On the hardware side, the key components are becoming more capable and cheaper. Cameras, depth sensors, inertial measurement units, force sensors, torque sensors, compact motors, harmonic drives, batteries, edge AI chips, and embedded control systems are all improving because they benefit from adjacent markets such as smartphones, electric vehicles, drones, industrial automation, gaming, logistics automation, and AI compute. The robot body is still hard, but the supply chain is no longer starting from zero.

On the compute side, humanoid robotics creates demand across several layers. The industry will need large-scale AI compute for model training, simulation infrastructure for synthetic data generation, fleet learning systems to improve robots from real-world deployment, and onboard inference chips for low-latency control inside the robot. The robot cannot send every decision to the cloud because walking, grasping, balancing, and collision avoidance require fast local control. And that’s very similar to the infrastructure we’re already building for AI and agentic AI.

This is still a few years away. But advancement in AI and robotics are moving incredibly fast. And right now the catalyst is Agility Robotics. The humanoid robot maker announced plans to go public via SPAC at a $2.5B valuation, with backing and partnerships from names like Foxconn, Nvidia, Amazon, and SoftBank. That would make it one of the first pure-play humanoid robotics companies listed in the US under the ticker $AGLT.
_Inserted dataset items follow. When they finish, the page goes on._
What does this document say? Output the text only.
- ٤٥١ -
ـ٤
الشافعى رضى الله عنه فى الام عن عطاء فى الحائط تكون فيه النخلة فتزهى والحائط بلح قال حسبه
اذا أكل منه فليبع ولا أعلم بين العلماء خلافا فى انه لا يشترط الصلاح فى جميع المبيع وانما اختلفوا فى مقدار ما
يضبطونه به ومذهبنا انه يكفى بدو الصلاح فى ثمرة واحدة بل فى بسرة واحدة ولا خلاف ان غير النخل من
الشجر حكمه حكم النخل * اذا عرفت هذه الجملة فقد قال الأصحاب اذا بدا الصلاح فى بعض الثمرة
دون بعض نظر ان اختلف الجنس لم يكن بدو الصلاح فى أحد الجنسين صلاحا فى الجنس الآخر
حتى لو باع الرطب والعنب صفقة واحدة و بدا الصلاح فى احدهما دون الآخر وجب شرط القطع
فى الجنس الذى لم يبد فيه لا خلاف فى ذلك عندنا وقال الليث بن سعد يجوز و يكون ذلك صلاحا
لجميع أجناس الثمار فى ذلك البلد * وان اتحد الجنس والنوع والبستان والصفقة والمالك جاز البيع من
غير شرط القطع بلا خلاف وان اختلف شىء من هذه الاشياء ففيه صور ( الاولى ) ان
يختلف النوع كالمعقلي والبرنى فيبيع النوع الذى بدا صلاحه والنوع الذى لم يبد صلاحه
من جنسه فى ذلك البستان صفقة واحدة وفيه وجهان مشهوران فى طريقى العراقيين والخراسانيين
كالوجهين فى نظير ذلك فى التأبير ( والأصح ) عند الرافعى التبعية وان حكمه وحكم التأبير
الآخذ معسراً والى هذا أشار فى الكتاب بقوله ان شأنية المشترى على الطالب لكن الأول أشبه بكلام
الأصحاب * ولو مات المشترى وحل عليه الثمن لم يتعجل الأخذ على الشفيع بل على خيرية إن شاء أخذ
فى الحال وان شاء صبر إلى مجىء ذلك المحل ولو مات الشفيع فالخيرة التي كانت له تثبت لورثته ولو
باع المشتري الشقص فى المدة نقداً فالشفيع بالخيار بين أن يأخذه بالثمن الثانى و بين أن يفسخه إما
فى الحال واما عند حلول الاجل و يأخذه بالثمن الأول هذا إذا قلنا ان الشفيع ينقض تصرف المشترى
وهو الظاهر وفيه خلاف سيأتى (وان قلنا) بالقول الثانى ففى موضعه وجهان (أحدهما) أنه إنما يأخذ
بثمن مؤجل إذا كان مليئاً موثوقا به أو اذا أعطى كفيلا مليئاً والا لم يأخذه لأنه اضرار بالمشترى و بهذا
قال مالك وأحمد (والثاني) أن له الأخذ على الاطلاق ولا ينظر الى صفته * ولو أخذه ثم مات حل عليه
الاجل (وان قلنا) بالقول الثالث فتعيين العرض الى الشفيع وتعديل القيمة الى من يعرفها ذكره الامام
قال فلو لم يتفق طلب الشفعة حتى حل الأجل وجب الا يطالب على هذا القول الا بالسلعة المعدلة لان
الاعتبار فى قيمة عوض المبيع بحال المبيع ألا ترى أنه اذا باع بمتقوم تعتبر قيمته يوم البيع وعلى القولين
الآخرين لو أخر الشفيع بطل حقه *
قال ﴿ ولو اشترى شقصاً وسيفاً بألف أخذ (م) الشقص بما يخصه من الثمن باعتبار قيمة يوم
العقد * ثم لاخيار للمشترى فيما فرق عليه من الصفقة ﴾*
This could become one of the biggest market themes of the next several years. Ince the robot is cheap enough and useful enough, adoption could move very fast because the ROI becomes obvious.

I’ve been very bullish on this sector for a while. That is why the humanoid robotics theme was one of the first themes I ever created.

So, here are some of the key robotics names I’m watching right now in their respective subsectors. Many of which have been discussed at length already and some which will be featured soon.

1. Lidar Sensors

Ouster and Aeva have been featured already. sit in the spatial sensing layer, which is needed when a robot has to understand distance, geometry, movement, and obstacles in real time. Cameras are useful because they capture rich visual information, but robots also need reliable depth and motion data to walk through factories, avoid people, localize themselves, and understand where objects sit in 3D space. Ouster’s digital lidar approach is relevant for mapping, navigation, robotics, and industrial automation, while Aeva’s 4D lidar angle adds direct velocity measurement, meaning the sensor can detect not only where something is, but also how it is moving.

Ouster $OUST

AEVA $AEVA

2. Machine vision

In a factory, vision is not just about detecting an object. The system needs to read labels, recognize part types, check orientation, detect defects, inspect surfaces, confirm whether something is correctly placed, and guide motion with enough accuracy to interact with real production workflows. This is different from consumer computer vision because industrial environments care about repeatability, lighting robustness, tolerance windows, false positives, and integration with existing automation systems.

Cognex $CGNX


3. Force and touch

Vision can tell the robot where an object is, but it cannot tell the robot how much force it is applying, whether a part is slipping, whether a load is too heavy, whether a contact point is misaligned, or whether the robot is about to damage something. That requires sensors that translate physical stress, strain, load, torque, and pressure into electrical signals the control system can use. This is important for gripping boxes, lifting components, inserting parts, pushing buttons, handling tools, and working near people. A robot without good force feedback is basically blind at the moment of contact.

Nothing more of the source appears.